Cumhuriyet tarihiyle eş kıymet bir formda; ülkemizde beşerler kalemleri yüzünden, düşünceleri yüzünden kaç şairler, birçok müellifler dört duvar ortasında mahpus yattı. Biz şairlerimize, yazarlarımıza mahpushaneleri neden layık görüyoruz? Neden bu insanlarımızı mahpushanelerle anılagelmek durumunda bırakıyoruz? Bu açıkçası bizim için bir utanç kaynağıdır. Biz bunu artık oradan kaldırmalıyız. Cumhuriyetin yüzüncü yılından bahsediyoruz, asırlık bir Cumhuriyet… Madem Cumhuriyetin yüzüncü yılındayız niçin beşerler bu kadar absürt gerekçelerle cezaevinde olsun, niçin milletvekilleri, parti genel liderleri, parti üyeleri, avukatlar cezaevinde olsun? Niçin Mücella abla, Çiğdem Mater, Selçuk Kozağaçlı niçin cezaevinde olsun?
“ÖZGÜRLÜK KANALI KAPATILMAK İSTENİYOR”
Ülkemizde, basın özgürlüğü konusunda ileriye yanlışsız bir gidişten çok, gittikçe kararan bir tablo var. Gerek iktidarın yargı sopasıyla gerek RTÜK eliyle gerek ilan kesme cezalarıyla, TELE 1 ve Halk TV kanalların karartma cezalarıyla; özgürlük kanalı kapatılmak isteniyor. Bugün ülke olarak demokrasi yolunda bir nefes alma muhtaçlığı duyacaksak bu fakat basının daha özgürce, insanların daha özgürce düşüncelerini lisana getirmesiyle mümkün olabilir. Ama maalesef biz bu durumdan çok çok uzaktayız.

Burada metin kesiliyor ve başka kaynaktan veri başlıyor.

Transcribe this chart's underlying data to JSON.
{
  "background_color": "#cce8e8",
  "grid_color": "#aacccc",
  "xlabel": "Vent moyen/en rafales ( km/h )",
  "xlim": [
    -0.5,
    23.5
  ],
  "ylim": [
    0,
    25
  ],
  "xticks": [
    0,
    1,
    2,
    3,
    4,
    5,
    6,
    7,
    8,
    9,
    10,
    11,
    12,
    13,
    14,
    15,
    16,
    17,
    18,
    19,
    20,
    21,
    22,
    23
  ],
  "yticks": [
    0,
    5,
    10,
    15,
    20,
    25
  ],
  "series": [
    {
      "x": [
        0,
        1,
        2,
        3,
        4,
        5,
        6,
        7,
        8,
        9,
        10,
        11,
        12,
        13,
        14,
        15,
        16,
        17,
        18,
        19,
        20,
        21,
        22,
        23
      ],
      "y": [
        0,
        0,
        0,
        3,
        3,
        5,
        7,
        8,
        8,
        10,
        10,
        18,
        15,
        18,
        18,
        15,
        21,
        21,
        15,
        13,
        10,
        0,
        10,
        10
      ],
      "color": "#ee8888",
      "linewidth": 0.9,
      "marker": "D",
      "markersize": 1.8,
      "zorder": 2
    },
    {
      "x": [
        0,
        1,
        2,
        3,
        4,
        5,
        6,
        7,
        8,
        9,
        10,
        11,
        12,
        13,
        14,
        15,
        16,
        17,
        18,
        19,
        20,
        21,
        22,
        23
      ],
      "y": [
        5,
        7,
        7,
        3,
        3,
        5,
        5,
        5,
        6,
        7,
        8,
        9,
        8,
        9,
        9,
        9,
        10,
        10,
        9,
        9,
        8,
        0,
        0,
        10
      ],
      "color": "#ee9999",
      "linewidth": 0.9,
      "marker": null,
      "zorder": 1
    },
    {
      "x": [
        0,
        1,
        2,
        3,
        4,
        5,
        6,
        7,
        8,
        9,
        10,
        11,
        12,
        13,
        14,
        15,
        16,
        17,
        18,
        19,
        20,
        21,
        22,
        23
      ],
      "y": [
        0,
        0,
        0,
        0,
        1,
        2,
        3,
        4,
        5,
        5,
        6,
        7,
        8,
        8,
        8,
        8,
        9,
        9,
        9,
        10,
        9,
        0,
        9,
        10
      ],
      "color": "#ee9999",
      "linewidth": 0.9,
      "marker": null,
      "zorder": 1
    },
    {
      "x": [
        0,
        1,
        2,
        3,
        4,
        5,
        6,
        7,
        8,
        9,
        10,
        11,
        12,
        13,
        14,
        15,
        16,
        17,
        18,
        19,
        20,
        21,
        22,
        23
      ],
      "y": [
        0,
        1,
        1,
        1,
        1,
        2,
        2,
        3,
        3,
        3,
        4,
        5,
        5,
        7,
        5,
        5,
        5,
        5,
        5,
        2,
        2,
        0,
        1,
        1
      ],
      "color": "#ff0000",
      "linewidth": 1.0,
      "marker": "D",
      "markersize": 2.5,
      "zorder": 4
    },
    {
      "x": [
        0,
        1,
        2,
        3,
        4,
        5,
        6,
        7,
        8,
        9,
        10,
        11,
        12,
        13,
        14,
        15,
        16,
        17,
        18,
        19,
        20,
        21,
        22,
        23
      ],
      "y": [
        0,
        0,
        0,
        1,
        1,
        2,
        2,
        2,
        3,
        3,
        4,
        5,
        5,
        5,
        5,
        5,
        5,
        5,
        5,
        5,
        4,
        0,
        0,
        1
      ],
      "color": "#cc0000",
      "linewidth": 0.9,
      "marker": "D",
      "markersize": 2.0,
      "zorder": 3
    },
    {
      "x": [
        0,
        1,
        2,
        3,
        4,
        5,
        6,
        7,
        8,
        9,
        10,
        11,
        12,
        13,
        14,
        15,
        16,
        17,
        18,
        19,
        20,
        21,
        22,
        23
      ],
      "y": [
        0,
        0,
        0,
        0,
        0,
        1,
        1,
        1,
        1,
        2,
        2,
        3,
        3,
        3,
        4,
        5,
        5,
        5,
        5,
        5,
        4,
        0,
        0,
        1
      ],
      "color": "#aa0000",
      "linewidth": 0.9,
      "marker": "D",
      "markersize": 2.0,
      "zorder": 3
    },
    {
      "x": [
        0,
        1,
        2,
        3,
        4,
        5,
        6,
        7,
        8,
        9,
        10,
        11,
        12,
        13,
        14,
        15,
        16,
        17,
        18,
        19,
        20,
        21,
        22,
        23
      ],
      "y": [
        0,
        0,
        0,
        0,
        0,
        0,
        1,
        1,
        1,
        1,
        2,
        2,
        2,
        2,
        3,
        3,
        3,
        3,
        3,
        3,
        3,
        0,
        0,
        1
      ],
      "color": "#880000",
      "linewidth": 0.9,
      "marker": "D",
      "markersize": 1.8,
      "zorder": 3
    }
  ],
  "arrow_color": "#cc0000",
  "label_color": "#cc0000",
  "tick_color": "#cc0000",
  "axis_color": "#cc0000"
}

Bunu yalnızca muktedirlerin mevcut uygulamalarına bağlamak da yanlış olur. Bugün şayet bu kadar karamsar bir tabloyla karşı karşıya isek burada gerçekten her birimizin hissesi vardır. Gerek Türkiye’de gerek milletlerarası arenada söz ve basın özgürlüğü konusunda çalışma yürüten, emek veren, fedakârlık yapan birçok kuruluş söz konusu Kürt gazeteciler olunca, gerçekten çekingen davranıyorlar. Biraz daha yürekli davranmalarını talep ediyorum. Bunu hak ettiğimizi düşünüyorum. Şayet biz eşitlikten, adaletten bahsediyorsak birinci önce biz kendi ortamızda, meslektaşlar olarak bu eşitliği ortamızda sağlamak zorundayız.
Cezaevine girdiğim vakit da yazmaya inanılmaz bir inancım vardı. İnancım; dayanaklar, dayanışmalar sayesinde kalemin, kitabın gücü sayesinde gittikçe pekişti. Şayet bugün bu yolda daha hamasetli bir adım atarsak iktidar da yahut iktidarın sopasını elinde bulunduranlar da gazetecilere, televizyon kanallarına bu kadar pervasızca, pespayece akında bulunamaz. Biraz da bu bizim suçumuz. Kabahatin çoğu bizim.”
NE OLMUŞTU?
Kapatılan DİHA’nın muhabiri Nedim Türfent, Hakkari Yüksekova’da sokağa çıkma yasağının ilan edildi dönemlerde yaşananlara ait haberlerin akabinde, 12 Mayıs 2016’da gözaltına alındı. “Silahlı terör örgütü üyesi olmakla” suçlandı, 13 Mayıs 2016’da tutuklandı. Hakkındaki iddianame, tutukluluğunun 300. gününde, 7 Mart 2017’de hazırlandı. Hakkında; “silahlı terör örgütüne üye olmak” ve “zincirleme formda, terör örgütü propagandası yapmak” suçlamasıyla sekiz yıl dokuz aydan 23 yıl dokuz aya kadar mahpus cezası istendi. Yargılamanın, 15 Aralık 2017 tarihli beşinci duruşmasında, “silahlı terör örgütü üyeliği” suçlamasıyla sekiz yıl dokuz ay mahpus cezasına çarptırıldı. İstinaf Mahkemesi ve Yargıtay, hakkında verilen kararı onadı. Ağustos 2022’de, talebi üzerine Van Cezaevi’nden Elazığ Karakoçan Cezaevi’ne nakledildi. Önceki, hakkındaki ceza kararının infazının tamamlandığı gerekçesiyle, bu cezaevinden tahliye edildi.